The Good, The Bad, And The Ugly: Workflows aren't all you need
Details
LOCATION CHANGE: Normally we meet at the Clifton Branch Library, but we'll be meeting at the Hyde Park Library due to availability issues.
Speaker: Sean Thimons
The Good, The Bad, and The Ugly: Workflows Are Not All You Need
AI coding assistants are evolving from pair programmers into autonomous workflow engines. With custom slash commands, reusable skill templates, and multi-agent orchestration, a solo developer can now execute structured software lifecycles — planning, implementation, testing, review, and deployment — at a pace that was previously impossible. But what happens when the workflows work too well?
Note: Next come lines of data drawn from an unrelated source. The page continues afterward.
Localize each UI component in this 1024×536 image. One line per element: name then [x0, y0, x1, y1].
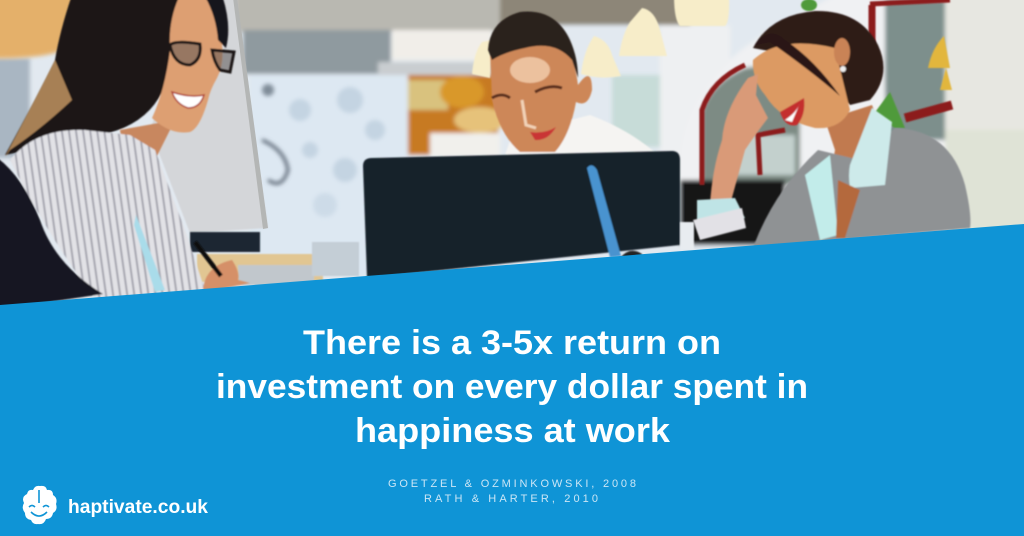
- blue pen: [587, 165, 621, 257]
- head: [490, 34, 592, 152]
- yellow lamps in window: [928, 36, 952, 90]
- mouth: [530, 127, 556, 140]
- woman with glasses: [0, 0, 250, 310]
- dark shoulder: [0, 156, 103, 310]
- source citations: GOETZEL & OZMINKOWSKI, 2008: [388, 478, 636, 490]
- headline: There is a 3-5x return on: [303, 324, 721, 362]
- hand and pen: [203, 260, 250, 292]
- neck: [120, 120, 175, 170]
- fringe strand: [755, 34, 840, 96]
- laughing mouth: [780, 98, 804, 125]
- jacket: [754, 128, 970, 247]
- slanted blue panel: [0, 224, 1024, 536]
- headline: [216, 324, 808, 450]
- hair: [753, 11, 883, 105]
- headline: investment on every dollar spent in: [216, 368, 808, 406]
- desk and shelf: [190, 232, 359, 285]
- nose: [522, 100, 536, 128]
- headline: happiness at work: [355, 412, 670, 450]
- photo: office team laughing around a laptop: [0, 0, 1024, 330]
- whiteboard: [150, 0, 268, 233]
- striped shirt: [10, 130, 205, 298]
- person at top-left: out-of-focus hand: [0, 0, 82, 58]
- ear and earring: [834, 38, 850, 66]
- source citations: [388, 478, 636, 505]
- wall mural blobs: [262, 84, 393, 217]
- cuff: [697, 198, 745, 226]
- laughing woman: [693, 11, 970, 247]
- red window frames: [702, 0, 952, 185]
- neck: [825, 105, 880, 205]
- eyes and brows: [492, 87, 562, 98]
- man behind laptop: [488, 12, 658, 155]
- smile: [172, 92, 204, 108]
- hair back: [5, 0, 178, 155]
- laptop: [363, 151, 680, 278]
- shirt: [505, 115, 658, 155]
- raised hand and forearm: [710, 74, 768, 205]
- glasses: [170, 42, 234, 72]
- sleeve of man beside laptop: [680, 222, 694, 250]
- face: [152, 0, 223, 132]
- office background: [0, 0, 1024, 330]
- collar and shirt: [849, 108, 892, 188]
- logo: smiling brain icon: [23, 486, 57, 524]
- shirt placket: [134, 215, 165, 292]
- face: [753, 44, 850, 128]
- website address: haptivate.co.uk: [68, 497, 208, 518]
- hair: [488, 12, 578, 78]
- hanging lamps: [472, 0, 729, 78]
- source citations: RATH & HARTER, 2010: [424, 493, 598, 505]
- plant accents: [801, 0, 905, 128]
- bright face highlight: [510, 57, 550, 83]
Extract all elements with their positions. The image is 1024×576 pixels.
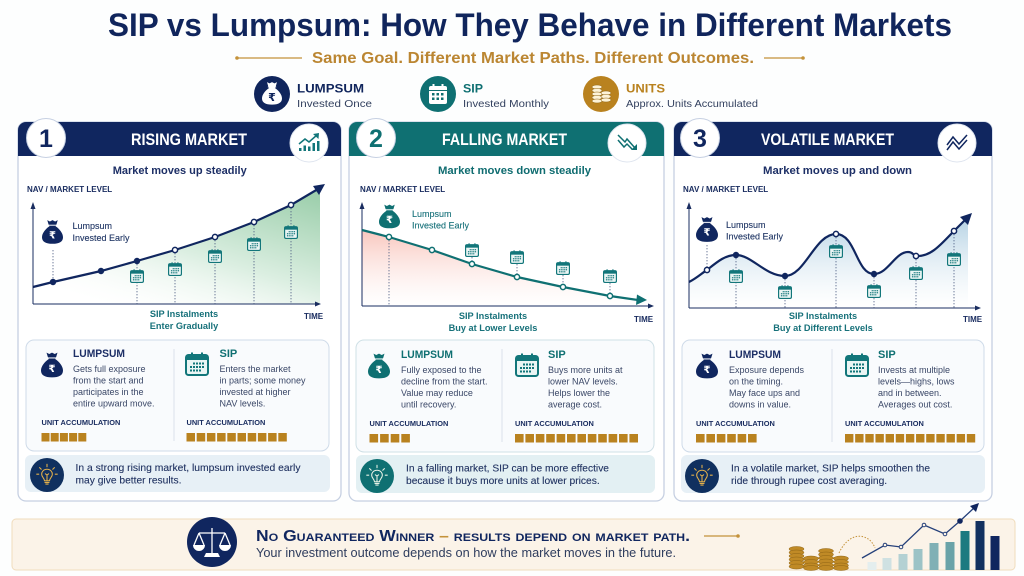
volatile market line chart	[683, 185, 983, 333]
comparison box: falling market: lower NAV levels.	[548, 376, 618, 386]
falling market line chart: Buy at Lower Levels	[449, 323, 537, 333]
rising market line chart: NAV / MARKET LEVEL	[27, 185, 112, 194]
comparison box: falling market: decline from the start.	[401, 376, 488, 386]
header: rising market	[18, 118, 341, 162]
comparison box: rising market: participates in the	[73, 387, 144, 397]
comparison box: volatile market: and in between.	[878, 388, 942, 398]
comparison box: volatile market: Exposure depends	[729, 365, 805, 375]
comparison box: falling market: until recovery.	[401, 400, 456, 410]
comparison box: rising market: invested at higher	[220, 387, 291, 397]
comparison box: rising market: Enters the market	[220, 364, 291, 374]
panel: volatile market	[674, 118, 992, 501]
comparison box: volatile market: SIP	[878, 349, 896, 361]
comparison box: rising market: in parts; some money	[220, 376, 306, 386]
comparison box: volatile market: UNIT ACCUMULATION	[845, 419, 924, 428]
subtitle with gold rules: Same Goal. Different Market Paths. Different Outcomes.	[312, 50, 754, 67]
takeaway: rising market: In a strong rising market, lumpsum invested early	[76, 463, 301, 474]
falling market line chart: Lumpsum	[412, 209, 452, 219]
comparison box: volatile market	[682, 340, 984, 452]
volatile market line chart: Buy at Different Levels	[773, 323, 873, 333]
comparison box: rising market: SIP	[220, 348, 237, 360]
falling market line chart: NAV / MARKET LEVEL	[360, 185, 445, 194]
header: volatile market	[674, 118, 992, 162]
comparison box: volatile market: Averages out cost.	[878, 400, 952, 410]
panel: falling market	[349, 118, 664, 501]
takeaway: volatile market: ride through rupee cost averaging.	[731, 476, 887, 487]
footer banner	[12, 503, 1015, 570]
legend	[254, 76, 758, 112]
comparison box: rising market: ₹	[49, 364, 56, 375]
comparison box: rising market: from the start and	[73, 376, 144, 386]
rising market line chart	[27, 184, 325, 331]
comparison box: volatile market: levels—highs, lows	[878, 376, 955, 386]
comparison box: rising market: LUMPSUM	[73, 348, 125, 360]
comparison box: rising market: NAV levels.	[220, 398, 265, 408]
comparison box: falling market: SIP	[548, 349, 566, 361]
comparison box: falling market: UNIT ACCUMULATION	[370, 419, 448, 428]
comparison box: falling market: average cost.	[548, 400, 602, 410]
legend item: SIP	[420, 76, 550, 112]
panel subtitle: Market moves up and down	[763, 165, 912, 177]
header: falling market	[349, 118, 664, 162]
rising market line chart: Enter Gradually	[150, 321, 219, 331]
takeaway: volatile market	[681, 455, 985, 493]
volatile market line chart: SIP Instalments	[789, 311, 857, 321]
volatile market line chart: ₹	[704, 228, 711, 238]
volatile market line chart: Lumpsum	[726, 220, 766, 230]
header: rising market: RISING MARKET	[131, 131, 247, 149]
panel subtitle: Market moves down steadily	[438, 165, 592, 177]
falling market line chart: ₹	[386, 215, 393, 226]
title: SIP vs Lumpsum: How They Behave in Different Markets	[108, 7, 952, 43]
panel: rising market	[18, 118, 341, 501]
comparison box: falling market: ₹	[376, 365, 383, 376]
comparison box: volatile market: LUMPSUM	[729, 349, 781, 361]
takeaway: falling market	[356, 455, 655, 493]
falling market line chart	[360, 185, 654, 333]
legend item: lumpsum: LUMPSUM	[297, 82, 364, 96]
volatile market line chart: NAV / MARKET LEVEL	[683, 185, 768, 194]
comparison box: rising market: entire upward move.	[73, 398, 155, 408]
comparison box: falling market: Buys more units at	[548, 365, 623, 375]
panel subtitle: Market moves up steadily	[113, 165, 247, 177]
falling market line chart: Invested Early	[412, 220, 470, 230]
comparison box: volatile market: UNIT ACCUMULATION	[696, 419, 775, 428]
header: volatile market: 3	[693, 125, 707, 153]
comparison box: falling market: Helps lower the	[548, 388, 610, 398]
takeaway: rising market: may give better results.	[76, 476, 181, 486]
rising market line chart: ₹	[49, 230, 56, 242]
comparison box: rising market: Gets full exposure	[73, 364, 146, 374]
rising market line chart: SIP Instalments	[150, 309, 218, 319]
header: falling market: FALLING MARKET	[442, 131, 567, 149]
footer text: Your investment outcome depends on how the market moves in the future.	[256, 546, 676, 560]
comparison box: falling market: Fully exposed to the	[401, 365, 482, 375]
legend item: SIP: Invested Monthly	[463, 98, 550, 110]
rising market line chart: Lumpsum	[72, 221, 112, 231]
rising market line chart: TIME	[304, 312, 324, 321]
legend item: lumpsum: Invested Once	[297, 98, 372, 110]
takeaway: falling market: In a falling market, SIP can be more effective	[406, 464, 609, 474]
rising market line chart: Invested Early	[72, 233, 130, 243]
legend item: lumpsum: ₹	[268, 91, 276, 104]
comparison box: rising market: UNIT ACCUMULATION	[186, 418, 265, 427]
legend item: units: Approx. Units Accumulated	[626, 98, 758, 110]
comparison box: volatile market: May face ups and	[729, 388, 800, 398]
icon: balance scales	[187, 517, 237, 567]
legend item: SIP: SIP	[463, 82, 483, 96]
header: volatile market: VOLATILE MARKET	[761, 131, 894, 149]
header: rising market: 1	[39, 125, 53, 153]
comparison box: volatile market: on the timing.	[729, 376, 783, 386]
comparison box: rising market: UNIT ACCUMULATION	[42, 418, 120, 427]
comparison box: falling market	[356, 340, 654, 452]
legend item: units: UNITS	[626, 82, 665, 96]
legend item: lumpsum	[254, 76, 372, 112]
volatile market line chart: Invested Early	[726, 232, 784, 242]
comparison box: falling market: UNIT ACCUMULATION	[515, 419, 594, 428]
comparison box: volatile market: ₹	[704, 365, 711, 376]
takeaway: volatile market: In a volatile market, SIP helps smoothen the	[731, 464, 930, 474]
takeaway: falling market: because it buys more units at lower prices.	[406, 476, 600, 487]
comparison box: volatile market: downs in value.	[729, 400, 791, 410]
comparison box: falling market: Value may reduce	[401, 388, 473, 398]
volatile market line chart: TIME	[963, 315, 983, 324]
falling market line chart: TIME	[634, 315, 654, 324]
header: falling market: 2	[369, 125, 383, 153]
comparison box: rising market	[26, 340, 329, 451]
legend item: units	[583, 76, 758, 112]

Over 256 sessions and 91 commits in 26 days, I used Claude Code's agentic capabilities to build and operate a structured development framework called GSD (Get Shit Done) — a phase-based workflow system with discussion, planning, execution, and verification gates, powered by parallel subagent orchestration. The results were impressive (on paper): 80% fully-achieved outcomes, 56,000+ lines shipped, and an autonomous content pipeline generating 20+ blog posts with minimal intervention.
But the story doesn't end there. Beneath the productivity numbers lie recurring failure modes that no amount of workflow engineering could prevent: an AI that confidently writes inverted narratives about data it never verified, a Windows environment that the agent forgets about mid-pipeline, and — most dramatically — six parallel milestones developed by independent agent sessions that converged into a 135-file, 28,000-line integration nightmare requiring reverts, orphaned PRs, a dedicated bug bash, and four follow-up hotfixes.
This talk examines what structured AI workflows actually buy you (repeatability, parallelism, institutional knowledge), what they don't (semantic correctness, cross-workflow coordination, judgment under ambiguity), and the uncomfortable maintenance burden of keeping the workflow machine itself running. The central argument: workflows solve the process problem but not the judgment problem, and parallel autonomous workflows without a convergence strategy are a divergence engine that builds technical debt at the speed of AI.